Call for Master’s Interns/Visiting Researchers:
Call for Master’s Interns / Visiting Students
Evolutionary Genomics, Gene Expression, and Comparative Biology
We welcome applications from Master’s students or visiting students interested in evolutionary genomics, comparative transcriptomics, and the links between genetic variation and phenotype.
Projects use public genomic and transcriptomic datasets from mammals and other vertebrates. Depending on the student’s background and available time, the project can be adjusted to focus on comparative gene expression, genome evolution, candidate gene annotation, population genomics, or genotype–phenotype associations.
Students will work with processed or public datasets and develop practical skills in R, genomic data analysis, transcriptomics, data visualization, and biological interpretation. Projects can start with a small defined analysis task and then develop into a thesis, internship report, or short research project.
Possible project areas include:
Evolution of mammary glands and other exocrine tissues
This project uses public single-cell and bulk transcriptomic datasets from human, mouse, and other mammals to compare gene expression patterns across mammary, salivary, sweat, sebaceous, and related glandular tissues. A student project may focus on identifying shared and tissue-specific gene expression modules, visualizing transcriptomic similarities among tissues, or annotating candidate genes involved in gland development and function.
Genomic basis of mammalian diversity in milk composition and teat number
This project examines how mammary traits have diversified across mammals. A student project may focus on candidate genes, gene family evolution, selection signatures, or regulatory regions associated with milk production, reproductive strategy, or mammary morphology, using published genomes and phenotype information from species such as goat, sheep, pig, rabbit, dog, and seal.
Genomic diversity and adaptation
This project uses population-scale genomic data to investigate evolutionary history, demographic change, and adaptation. A student project may focus on summarizing genomic diversity, identifying candidate regions under selection, or comparing population histories across species or breeds.
Linking genome variation to phenotype
This project investigates how genetic variants contribute to phenotypic diversity. Depending on the dataset, a student project may involve gene expression analysis, eQTL interpretation, GWAS summary data, polygenic scores, or visualization and annotation of candidate loci.
Possible tasks include:
analysing public RNA-seq or single-cell RNA-seq data
comparing gene expression across tissues or species
annotating candidate genes or genomic regions
visualizing genomic or transcriptomic patterns in R
summarizing published phenotype and genome datasets
producing publication-style figures and reproducible analysis scripts
This call is suitable for students interested in evolutionary biology, genomics, transcriptomics, bioinformatics, mammalian biology, aquaculture genetics, or data analysis. Prior experience with R or command-line tools is useful, but projects can be adjusted to the student’s level.
Please note that we are not able to provide financial support. Interested candidates are expected to secure their own funding for travel, living expenses, or scholarships through their home institution or external sources.

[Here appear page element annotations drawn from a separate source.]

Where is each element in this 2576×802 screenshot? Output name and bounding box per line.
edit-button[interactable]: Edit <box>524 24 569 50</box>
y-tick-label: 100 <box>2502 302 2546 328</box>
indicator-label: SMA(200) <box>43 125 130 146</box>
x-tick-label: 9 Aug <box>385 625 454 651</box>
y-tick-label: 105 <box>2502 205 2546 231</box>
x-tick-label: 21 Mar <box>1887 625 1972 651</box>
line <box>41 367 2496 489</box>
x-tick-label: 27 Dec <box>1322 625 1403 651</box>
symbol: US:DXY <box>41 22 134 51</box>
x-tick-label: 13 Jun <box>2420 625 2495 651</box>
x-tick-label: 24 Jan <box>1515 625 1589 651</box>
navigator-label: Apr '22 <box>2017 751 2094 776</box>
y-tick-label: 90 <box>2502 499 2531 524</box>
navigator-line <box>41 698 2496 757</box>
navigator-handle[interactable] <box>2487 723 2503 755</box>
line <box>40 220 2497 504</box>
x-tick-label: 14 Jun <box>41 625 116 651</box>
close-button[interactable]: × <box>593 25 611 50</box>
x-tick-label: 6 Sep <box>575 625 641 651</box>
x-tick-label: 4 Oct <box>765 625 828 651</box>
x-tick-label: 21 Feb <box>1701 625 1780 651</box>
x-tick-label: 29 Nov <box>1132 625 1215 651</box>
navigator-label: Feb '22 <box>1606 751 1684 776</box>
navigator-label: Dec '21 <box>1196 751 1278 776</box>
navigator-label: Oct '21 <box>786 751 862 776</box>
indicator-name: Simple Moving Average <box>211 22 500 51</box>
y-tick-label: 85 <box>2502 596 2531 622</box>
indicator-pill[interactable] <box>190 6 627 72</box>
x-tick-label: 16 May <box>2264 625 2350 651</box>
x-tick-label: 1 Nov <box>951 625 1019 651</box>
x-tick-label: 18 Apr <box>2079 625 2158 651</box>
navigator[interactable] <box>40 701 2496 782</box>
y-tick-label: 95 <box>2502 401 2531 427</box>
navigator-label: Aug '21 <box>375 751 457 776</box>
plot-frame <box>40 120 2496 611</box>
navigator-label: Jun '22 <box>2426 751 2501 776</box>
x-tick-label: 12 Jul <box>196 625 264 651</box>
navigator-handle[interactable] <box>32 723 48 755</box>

To apply, please send a brief CV and a short statement of your research interests, including your preferred project area, available period, and any experience with R, genomics, transcriptomics, or data analysis.
Funded Project: SalmoSV (8M NOK, 2021-2024, Researcher Project for Young Talents (FRIPRO) grant from the Research Council of Norway)
We are investigating how the genomic variants of salmonids contribute to their evolution and diversity. Salmonids are particularly interesting in the view of evolutionary genomics because of their recent “whole-genome duplication” event. Specifically, we are investigating genomic variants in wild and farmed populations and trying to identify adaptive and/or function-altering genetic variants by developing bioinformatics methods through collaboration with laboratory-based researchers.